Джанни совсем не был похож на отца. Он не умел обещать, а встречая сопротивление, сердился, посылал человека ко всем чертям и отказывался от того, чего только что требовал. У него не хватало также терпения уговаривать и мирить враждующие стороны; он не давал себе труда налаживать отношения паяца с Геркулесом, предоставляя дремлющей в их сердцах злобе разгораться и переходить в открытую распрю. Многие мелочи ремесла претили ему, и он не принимал участия, как отец, в зазывании публики, ибо, в отличие от старика Бескапе, не был наделен чудесным даром многоязычья, тем даром, который в глухой провинции, где им приходилось выступать, позволял старику обращаться к публике на местном наречии, что способствовало обильным выручкам и бесило его французских собратьев, по природе малоспособных к языкам.
Вдобавок Джанни не обладал ни малейшими административными задатками, а у Битой, на которую он положился в отношении материальных дел труппы, не было ни привычки к порядку, ни способностей его матери.
Наконец, хотя Джанни и был хорошим товарищем и всегда старался угодить всем и каждому, люди, с которыми он жил, не были к нему привязаны; в глубине души у них таилось смутное чувство обиды, ибо они понимали, что он обдумывает что-то и скрывает от них свои мысли; они предчувствовали, что молодой директор недолго будет управлять труппой, и смутно догадывались о его намерении расстаться с ними.
XVIII
Руки Джанни, даже когда он отдыхал, бывали беспрестанно заняты и вечно нащупывали что-то вокруг; они как бы невольно, почти инстинктивно схватывали попадавшиеся предметы, ставили их на горлышко, на угол, словом, в такое положение, в каком они явно не могли удержаться.
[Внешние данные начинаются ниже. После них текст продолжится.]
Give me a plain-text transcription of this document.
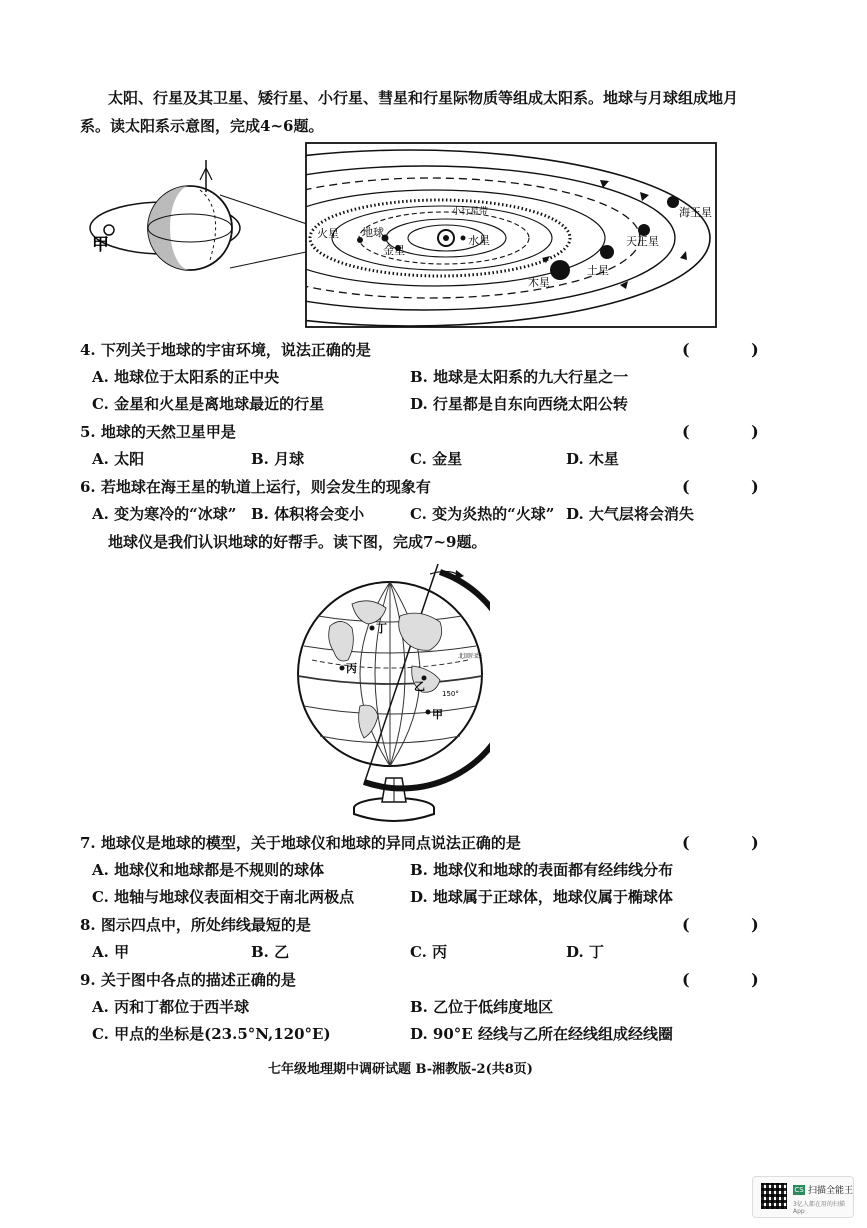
太阳、行星及其卫星、矮行星、小行星、彗星和行星际物质等组成太阳系。地球与月球组成地月
系。读太阳系示意图，完成4~6题。
甲	水星
金星
地球
火星
木星
土星
天王星
海王星
小行星带
4. 下列关于地球的宇宙环境，说法正确的是	( )
A. 地球位于太阳系的正中央	B. 地球是太阳系的九大行星之一
C. 金星和火星是离地球最近的行星	D. 行星都是自东向西绕太阳公转
5. 地球的天然卫星甲是	( )
A. 太阳	B. 月球	C. 金星	D. 木星
6. 若地球在海王星的轨道上运行，则会发生的现象有	( )
A. 变为寒冷的“冰球” B. 体积将会变小	C. 变为炎热的“火球” D. 大气层将会消失
地球仪是我们认识地球的好帮手。读下图，完成7~9题。
丁
丙
乙
甲
150°
北回归线
7. 地球仪是地球的模型，关于地球仪和地球的异同点说法正确的是	( )
A. 地球仪和地球都是不规则的球体	B. 地球仪和地球的表面都有经纬线分布
C. 地轴与地球仪表面相交于南北两极点	D. 地球属于正球体，地球仪属于椭球体
8. 图示四点中，所处纬线最短的是	( )
A. 甲	B. 乙	C. 丙	D. 丁
9. 关于图中各点的描述正确的是	( )
A. 丙和丁都位于西半球	B. 乙位于低纬度地区
C. 甲点的坐标是(23.5°N,120°E)	D. 90°E 经线与乙所在经线组成经线圈
七年级地理期中调研试题 B-湘教版-2(共8页)
CS 扫描全能王
3亿人都在用的扫描App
И Джанни тщетно старался заставить их простоять так хотя бы мгновение; руки его вечно бессознательно трудились над преодолением законов тяготения, над нарушением условий равновесия, боролись с извечной привычкой вещей стоять на донышке или на ногах.
Часто случалось также, что он проводил бесконечное количество времени, вертя и переворачивая во все стороны какой-нибудь предмет обстановки — стол, стул, — и все это делалось им с таким вопрошающим, полным любопытства и упрямства видом, что младший брат спрашивал у него наконец:
— Послушай, Джанни, чего ты добиваешься?
— Ищу.
— Что ты ищешь?
— Ага, вот! — И Джанни добавлял: — Нет, черт возьми, — никак не дается!
— Да что такое? Скажи, скажи мне, что такое, ну скажи же, что такое? — повторял Нелло, жалобно растягивая слова, как обычно делают дети, когда хотят что-нибудь узнать.
— Вот подрастешь… а сейчас тебе не понять. Я, поди, и для тебя ищу, братишка!
В один прекрасный день, произнеся эти слова, Джанни вскочил на квадратный столик, который только что стоял кверху ножками, и бросил брату:
— Внимание, братишка! Видишь там в углу топорик? Возьми его… Так… хорошо… Ну, теперь колоти им изо всей мочи по этой ножке, по правой. — Ножка сломалась, но Джанни на хромоногом столике стоял по-прежнему. — Теперь другую, слева. — Вторая ножка была срублена, а Джанни чудом равновесия продолжал держаться на столике, у которого не хватало обеих передних ножек. — А, а, а, а! — восклицал Джанни на балаганный лад. — Вот где собака… Братишка, теперь долой третью ножку!
— Третью? — несколько нерешительно проговорил Нелло.
— Да, третью, но эту — совсем легонькими ударами и одним, последним — сильным, чтобы разом послать ее к чертям.
Пока Джанни говорил, третья ножка уже готова была оторваться, а сам он пробирался на угол стола, к единственной крепкой ножке.
Третья деревяшка свалилась, и Нелло увидел, что столик, в края которого большими пальцами впились ноги Джанни, продолжает стоять на месте, а тело брата раскачивается над столом, выступая за его поверхность, и вырисовывается в пространстве, как изогнутая ручка вазы.
— Живей, прыгай мне на… — крикнул Джанни. Но стол вместе с эквилибристом уже покатился наземь.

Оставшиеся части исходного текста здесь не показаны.